Je n’avais pas le choix.
C’était un ordre.
J’étais fier.
Mais j’avais peur aussi…
À 13 ans, c’est drôlement lourd un pistolet. »
Avis
Au coeur d'une famille où les sentiments ne se divulguent pas, Emile Choulans est un enfant qui n'a jamais pu remplir la case "profession du père" dans les formulaires scolaires et pour cause pendant son enfance Emile n'a cessé d'entendre son père lui raconter toutes sortes d'histoires sur son passé d'agent secret, de membre de l'OAS, ou encore de champion de Judo ou de pasteur, le tout arrosé de coups et d'humiliations.

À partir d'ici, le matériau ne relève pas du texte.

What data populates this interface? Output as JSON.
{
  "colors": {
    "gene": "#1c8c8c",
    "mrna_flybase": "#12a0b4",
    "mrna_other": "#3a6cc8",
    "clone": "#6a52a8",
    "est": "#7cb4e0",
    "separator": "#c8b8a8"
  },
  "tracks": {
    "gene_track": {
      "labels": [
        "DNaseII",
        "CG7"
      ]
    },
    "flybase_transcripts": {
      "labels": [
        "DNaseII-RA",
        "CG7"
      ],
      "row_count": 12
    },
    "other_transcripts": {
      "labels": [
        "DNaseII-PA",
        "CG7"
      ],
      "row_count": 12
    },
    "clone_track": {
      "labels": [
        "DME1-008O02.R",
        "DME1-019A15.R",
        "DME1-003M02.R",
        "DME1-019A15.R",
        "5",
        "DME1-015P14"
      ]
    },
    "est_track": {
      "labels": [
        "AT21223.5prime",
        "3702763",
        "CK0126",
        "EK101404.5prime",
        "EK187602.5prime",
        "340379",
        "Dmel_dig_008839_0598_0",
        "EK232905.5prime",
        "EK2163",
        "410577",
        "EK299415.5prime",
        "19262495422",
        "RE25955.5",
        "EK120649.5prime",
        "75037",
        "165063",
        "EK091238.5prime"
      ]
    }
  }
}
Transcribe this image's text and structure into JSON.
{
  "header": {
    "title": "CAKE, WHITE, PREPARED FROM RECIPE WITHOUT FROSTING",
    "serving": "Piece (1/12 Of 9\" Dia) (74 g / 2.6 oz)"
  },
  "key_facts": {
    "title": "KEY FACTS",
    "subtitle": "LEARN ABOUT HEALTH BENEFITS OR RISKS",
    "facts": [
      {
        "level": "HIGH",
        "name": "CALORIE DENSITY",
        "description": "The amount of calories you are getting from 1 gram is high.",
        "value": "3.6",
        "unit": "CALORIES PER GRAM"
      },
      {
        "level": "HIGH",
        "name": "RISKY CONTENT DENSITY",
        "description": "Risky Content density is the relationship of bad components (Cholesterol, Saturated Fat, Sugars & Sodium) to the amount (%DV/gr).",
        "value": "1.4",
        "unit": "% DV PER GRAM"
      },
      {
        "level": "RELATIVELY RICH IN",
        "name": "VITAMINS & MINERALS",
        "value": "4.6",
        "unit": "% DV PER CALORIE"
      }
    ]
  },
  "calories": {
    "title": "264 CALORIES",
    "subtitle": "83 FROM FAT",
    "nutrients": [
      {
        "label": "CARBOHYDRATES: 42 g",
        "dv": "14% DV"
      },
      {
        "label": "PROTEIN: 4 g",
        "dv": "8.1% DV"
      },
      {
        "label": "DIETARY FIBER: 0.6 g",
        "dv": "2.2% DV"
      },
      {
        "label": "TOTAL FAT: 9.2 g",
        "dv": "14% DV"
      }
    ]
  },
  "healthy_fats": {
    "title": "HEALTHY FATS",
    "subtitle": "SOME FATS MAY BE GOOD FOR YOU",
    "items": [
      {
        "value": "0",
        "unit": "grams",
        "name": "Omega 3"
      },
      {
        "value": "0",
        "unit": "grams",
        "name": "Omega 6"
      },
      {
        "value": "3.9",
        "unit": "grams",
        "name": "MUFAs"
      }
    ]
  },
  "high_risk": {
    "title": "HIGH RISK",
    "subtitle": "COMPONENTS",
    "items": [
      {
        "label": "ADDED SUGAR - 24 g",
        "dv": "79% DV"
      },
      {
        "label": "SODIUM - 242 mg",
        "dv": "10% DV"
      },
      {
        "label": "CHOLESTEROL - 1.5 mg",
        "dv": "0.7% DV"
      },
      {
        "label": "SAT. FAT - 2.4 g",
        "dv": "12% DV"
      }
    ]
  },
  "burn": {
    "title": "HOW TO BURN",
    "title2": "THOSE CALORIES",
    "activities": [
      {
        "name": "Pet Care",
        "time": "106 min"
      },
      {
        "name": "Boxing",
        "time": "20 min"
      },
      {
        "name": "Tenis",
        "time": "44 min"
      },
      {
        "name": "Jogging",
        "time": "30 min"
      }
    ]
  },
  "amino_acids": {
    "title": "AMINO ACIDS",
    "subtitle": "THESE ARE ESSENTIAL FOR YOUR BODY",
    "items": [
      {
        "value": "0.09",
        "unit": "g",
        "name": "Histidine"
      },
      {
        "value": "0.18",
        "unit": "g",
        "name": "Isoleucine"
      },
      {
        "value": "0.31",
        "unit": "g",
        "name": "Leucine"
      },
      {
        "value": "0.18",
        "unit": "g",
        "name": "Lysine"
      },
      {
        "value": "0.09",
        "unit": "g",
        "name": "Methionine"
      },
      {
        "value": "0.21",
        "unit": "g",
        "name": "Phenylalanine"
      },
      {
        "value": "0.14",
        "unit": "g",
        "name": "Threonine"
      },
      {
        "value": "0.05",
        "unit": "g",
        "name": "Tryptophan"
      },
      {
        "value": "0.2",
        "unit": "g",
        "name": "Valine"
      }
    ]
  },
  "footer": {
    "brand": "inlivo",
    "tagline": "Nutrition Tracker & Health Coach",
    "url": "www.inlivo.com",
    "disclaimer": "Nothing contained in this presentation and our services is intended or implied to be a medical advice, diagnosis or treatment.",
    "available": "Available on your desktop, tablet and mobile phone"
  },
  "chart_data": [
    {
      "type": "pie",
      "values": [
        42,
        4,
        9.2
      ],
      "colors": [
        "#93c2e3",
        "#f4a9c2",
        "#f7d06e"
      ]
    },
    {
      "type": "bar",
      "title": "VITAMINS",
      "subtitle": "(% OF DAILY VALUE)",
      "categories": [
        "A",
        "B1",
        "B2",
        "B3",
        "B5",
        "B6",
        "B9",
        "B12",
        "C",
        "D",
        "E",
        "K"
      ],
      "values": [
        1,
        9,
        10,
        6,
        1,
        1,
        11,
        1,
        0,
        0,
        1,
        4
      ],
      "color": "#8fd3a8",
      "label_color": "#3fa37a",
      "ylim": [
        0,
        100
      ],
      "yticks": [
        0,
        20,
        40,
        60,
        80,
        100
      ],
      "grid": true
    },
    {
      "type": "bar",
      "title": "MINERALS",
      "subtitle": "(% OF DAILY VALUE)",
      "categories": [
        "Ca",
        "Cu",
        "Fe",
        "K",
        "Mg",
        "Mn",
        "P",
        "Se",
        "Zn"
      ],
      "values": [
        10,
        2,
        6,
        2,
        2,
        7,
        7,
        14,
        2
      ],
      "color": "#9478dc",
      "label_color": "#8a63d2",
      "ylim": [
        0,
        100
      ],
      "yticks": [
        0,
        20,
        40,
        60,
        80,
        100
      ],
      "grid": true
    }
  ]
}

Ce sont les années 60 et pour certains, en cette crise algérienne, beaucoup pensent que De Gaulle a trahi les français notamment le père d'Emile qui délire sur cette actualité et enrôle son fils dans l'OAS lui confiant des petites missions, lui faisant enchaîner pompes et autres entraînements en pleine nuit; un fils qui a tellement foi en son père qu'il ira bien trop loin dans les mensonges et sa soif de reconnaissance. Sa mère est une femme soumise qui n'ose contredire son mari, la violence s'abat autant sur l'un que sur l'autre, et l'isolement de la famille ne semble poser problème à aucun d'entre eux. Emile ne peut donc pas inviter d'amis à la maison, quand on fait partie d'une organisation secrète autant avoir le moins de contacts possibles avec des étrangers.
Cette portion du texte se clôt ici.